A new book of photographs by architect Herman Ellis Dyal explores his childhood church in Texas

Dust to Dust

Located a few miles from the Alamo on San Antonio’s south side, Riverside Baptist Church consists of a modest complex of brick structures built over the course of several decades. The sanctuary’s engaged portico expresses vaguely classical details and is flanked by an educational building and a fellowship hall that more explicitly reflect the eras of their construction. But the photographs collected in The Things Not Seen Are Eternal do not dwell on the exterior of these buildings. Instead, they explore the seen and unseen artifacts found in their vast, depopulated interiors.

An eerie message of desertion is communicated through the observation of strange alignments. (Herman Ellis Dyal)

The photographer, Herman Ellis Dyal, spent much of his childhood inside Riverside Baptist Church. As explained in a concise essay appending the collection of documentary photos published by GOST Books in April, the 1950s of his youth was “the high-water mark of institutional Christianity in Eisenhower’s America, and we were in one of the city’s largest and fastest-growing churches.”

But just as Dyal’s own beliefs have changed since then, so too has the prominence of community churches like the one he attended. As its congregation dwindled in the second half of the 20th century, the faithful retreated into ever-smaller portions of the large complex of buildings it once saw fit to build. Even so, the disused portions of the church retained evidence of their past use, and these semiabandoned spaces became the focus of Dyal’s photographic study.

Dim natural lighting contributes to the sense of abandonment within the photos. (Herman Ellis Dyal)

Although he trained and worked as an architect (with early stints at both SOM and in Philip Johnson’s office), Dyal spent most of his career exploring the intersection of graphic design and the built environment. His firms—fd2s, Dyal and Partners, and Page/Dyal Branding and Graphics—brought together the disciplines of architectural design, industrial design, and experiential design. This interdisciplinary approach is reflected in the images collected in this monograph, as they possess an indelible quality that is at once both graphic and spatial, objective and impressionistic. The liminal spaces they depict sit similarly between worlds: They contain artifacts of human occupation while being completely devoid of people.

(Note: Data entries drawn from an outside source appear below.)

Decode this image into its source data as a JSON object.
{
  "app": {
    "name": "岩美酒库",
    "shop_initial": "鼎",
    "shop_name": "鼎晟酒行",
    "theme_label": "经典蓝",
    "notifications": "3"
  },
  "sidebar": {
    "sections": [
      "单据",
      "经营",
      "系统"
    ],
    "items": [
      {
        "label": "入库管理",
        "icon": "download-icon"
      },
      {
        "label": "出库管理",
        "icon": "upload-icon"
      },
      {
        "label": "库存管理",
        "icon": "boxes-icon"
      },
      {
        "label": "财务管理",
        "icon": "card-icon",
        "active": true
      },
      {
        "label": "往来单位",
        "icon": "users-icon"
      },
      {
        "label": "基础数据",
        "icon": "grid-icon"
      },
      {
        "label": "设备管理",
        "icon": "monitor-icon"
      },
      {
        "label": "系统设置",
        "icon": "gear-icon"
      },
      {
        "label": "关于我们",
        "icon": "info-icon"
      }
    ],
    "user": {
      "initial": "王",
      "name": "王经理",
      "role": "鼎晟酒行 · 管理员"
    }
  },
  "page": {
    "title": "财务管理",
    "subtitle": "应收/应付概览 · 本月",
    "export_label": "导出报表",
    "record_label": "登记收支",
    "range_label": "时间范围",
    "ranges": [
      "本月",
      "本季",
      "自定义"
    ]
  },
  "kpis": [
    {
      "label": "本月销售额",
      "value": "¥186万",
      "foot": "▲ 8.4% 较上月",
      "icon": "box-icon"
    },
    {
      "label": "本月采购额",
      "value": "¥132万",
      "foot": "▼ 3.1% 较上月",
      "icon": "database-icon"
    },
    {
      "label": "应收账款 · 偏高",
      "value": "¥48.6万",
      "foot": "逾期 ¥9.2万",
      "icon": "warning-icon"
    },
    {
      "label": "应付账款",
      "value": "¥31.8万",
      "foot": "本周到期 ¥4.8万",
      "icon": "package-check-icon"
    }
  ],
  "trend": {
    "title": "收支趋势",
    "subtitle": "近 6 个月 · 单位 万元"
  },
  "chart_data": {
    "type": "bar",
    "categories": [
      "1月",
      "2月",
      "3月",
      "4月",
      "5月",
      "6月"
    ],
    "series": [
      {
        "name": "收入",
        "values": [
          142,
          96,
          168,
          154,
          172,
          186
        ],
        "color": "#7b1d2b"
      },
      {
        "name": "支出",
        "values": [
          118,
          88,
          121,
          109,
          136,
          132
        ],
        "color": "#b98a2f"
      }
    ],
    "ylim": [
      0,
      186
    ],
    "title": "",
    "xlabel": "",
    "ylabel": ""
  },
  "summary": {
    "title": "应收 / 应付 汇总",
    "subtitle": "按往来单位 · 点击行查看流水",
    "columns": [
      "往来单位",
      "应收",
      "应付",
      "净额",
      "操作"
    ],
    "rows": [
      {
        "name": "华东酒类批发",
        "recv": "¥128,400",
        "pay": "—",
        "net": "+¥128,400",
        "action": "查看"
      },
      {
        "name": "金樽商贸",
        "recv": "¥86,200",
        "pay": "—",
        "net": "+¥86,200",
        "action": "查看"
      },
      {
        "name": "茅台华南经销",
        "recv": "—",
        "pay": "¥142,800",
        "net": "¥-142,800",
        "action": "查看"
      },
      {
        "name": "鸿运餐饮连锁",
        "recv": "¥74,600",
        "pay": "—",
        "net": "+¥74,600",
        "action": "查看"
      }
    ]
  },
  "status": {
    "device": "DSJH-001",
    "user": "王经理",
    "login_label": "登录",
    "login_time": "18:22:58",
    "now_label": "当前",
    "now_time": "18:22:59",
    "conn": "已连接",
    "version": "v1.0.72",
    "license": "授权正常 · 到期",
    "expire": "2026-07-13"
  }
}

Dyal’s photography manages to simultaneously capture both vibrancy and dullness. (Herman Ellis Dyal)

Even though the project was deeply personal for Dyal—he admits this in the concluding essay—the evocative images speak to the universal experience of loss. Presented without captions or other descriptive text, the photographs generate questions that engage more than frustrate. Was the bouquet of plastic flowers left behind after a funeral service? Is that a baptismal pool drained of its holy water? Is this what the world will look like after the rapture and/or the next pandemic?

An archival image demonstrates Riverside Baptist Church in its heyday.

The book’s final photographs were not captured by Dyal but are instead reproduced vintage photographs of Riverside Baptist Church in its heyday. These images answer some of the questions asked by Dyal’s photographs—yes, that was a baptismal pool—but they leave the viewer to continue to ponder larger issues of meaning, memory, and mortality.

Is a church a building, or the people who worship there? What is to be done with relics of the past when no one is left to remember that past? What, besides bouquets of plastic flowers, is truly eternal?